Essa pureza, junto com os severos costumes da época, fez com que ela, ao engravidar do filho único, decidisse sair da casa de meus avós, que, por essa época, já tinham mudado para a casa de Tejipió. Don'Ana, grávida, foi acolhida em casa do fundador do Almirante, Mestre Antonio José da Silva, o pai do nosso Mestre Teté, e nunca mais saiu do convívio dessa família, que a tinha como uma segunda mãe. Casando, o filho único, tentaria morar em casa da nora, ali mesmo, nas cercanias. Mas o seu lar seria, definitivamente, a sede do Almirante do Forte, atual residencia do Mestre Teté, na Estrada do Bongi, 1319.
O tempo passou. Meus avós faleceram. E por décadas não mais tivemos notícias da nossa Tia Nana.
Sede do Maracatu Almirante do Forte
(durante a reforma em 2009)









Reencontrei Dona Ana em meados de 2008, por ocasião em que o Mestre Teté nos convidou para participar do Projeto do Ponto de Cultura Almirante do Forte. Dona Ana, senhora mais que centenária, já não desfilava com o cortejo. Mas estava sempre presente nos ensaios do grupo percussivo. Afinal, ela morava ali mesmo, na sede do Almirante. Quem não há de lembrar daquela sorridente velhinha, olhinhos apertados, a dançar, miudinho, num recanto da sala principal?

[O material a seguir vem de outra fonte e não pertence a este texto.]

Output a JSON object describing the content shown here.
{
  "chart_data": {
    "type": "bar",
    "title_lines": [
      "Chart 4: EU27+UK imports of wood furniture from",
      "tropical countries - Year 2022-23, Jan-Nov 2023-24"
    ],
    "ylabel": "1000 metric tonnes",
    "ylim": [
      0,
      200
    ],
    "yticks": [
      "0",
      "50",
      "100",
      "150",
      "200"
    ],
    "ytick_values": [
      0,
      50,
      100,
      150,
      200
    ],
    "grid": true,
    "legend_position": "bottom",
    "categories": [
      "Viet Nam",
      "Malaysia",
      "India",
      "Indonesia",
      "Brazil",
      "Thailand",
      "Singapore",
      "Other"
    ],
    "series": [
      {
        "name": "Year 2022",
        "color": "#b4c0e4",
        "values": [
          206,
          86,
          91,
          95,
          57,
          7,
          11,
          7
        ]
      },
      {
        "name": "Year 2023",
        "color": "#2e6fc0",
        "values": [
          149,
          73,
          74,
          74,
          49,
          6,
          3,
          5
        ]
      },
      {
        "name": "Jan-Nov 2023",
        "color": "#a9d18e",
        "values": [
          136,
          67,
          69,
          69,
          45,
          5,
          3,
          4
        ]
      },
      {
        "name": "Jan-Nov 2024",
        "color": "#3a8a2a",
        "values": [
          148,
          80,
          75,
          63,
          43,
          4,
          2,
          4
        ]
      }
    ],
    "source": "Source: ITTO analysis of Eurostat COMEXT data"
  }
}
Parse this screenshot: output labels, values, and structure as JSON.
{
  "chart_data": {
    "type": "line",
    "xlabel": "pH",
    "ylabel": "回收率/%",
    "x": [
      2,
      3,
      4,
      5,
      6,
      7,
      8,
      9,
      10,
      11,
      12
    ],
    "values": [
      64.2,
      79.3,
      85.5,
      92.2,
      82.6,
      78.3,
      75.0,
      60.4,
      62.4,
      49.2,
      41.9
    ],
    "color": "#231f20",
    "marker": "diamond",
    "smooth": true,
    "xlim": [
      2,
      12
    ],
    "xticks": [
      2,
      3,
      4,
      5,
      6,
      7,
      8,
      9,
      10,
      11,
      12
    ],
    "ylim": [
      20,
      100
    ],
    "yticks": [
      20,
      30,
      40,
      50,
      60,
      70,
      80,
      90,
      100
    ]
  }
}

O maracatu era o destino de Don'Ana. Não tinha mais notícias do filho, que fora morar no interior, e nunca mais veio visitá-la. Sem outros parentes, a sua família era a nação Almirante. E ali viveu cercada de carinho e de cuidados, por quase 60 anos.
Mestre Teté, ladeado por Dona Ana (de lenço azul)
e Dona Josefa, sua genitora, na sede do Almirante



Hoje, na pátria espiritual, sei que Don'Ana, com aquela simplicidade, contempla o seu povo, a sua nação, uma das nações mais tradicionais de Pernambuco, com a certeza que a sua gente vai segurar no leme com fé e fazer o Maracatu Nação Almirante do Forte navegar para muitas vitórias, nesse oceano bravio, que é a nossa cultura popular.




Até um dia, Sinhá Nana!
Que a tua energia esteja sempre com nossa Nação!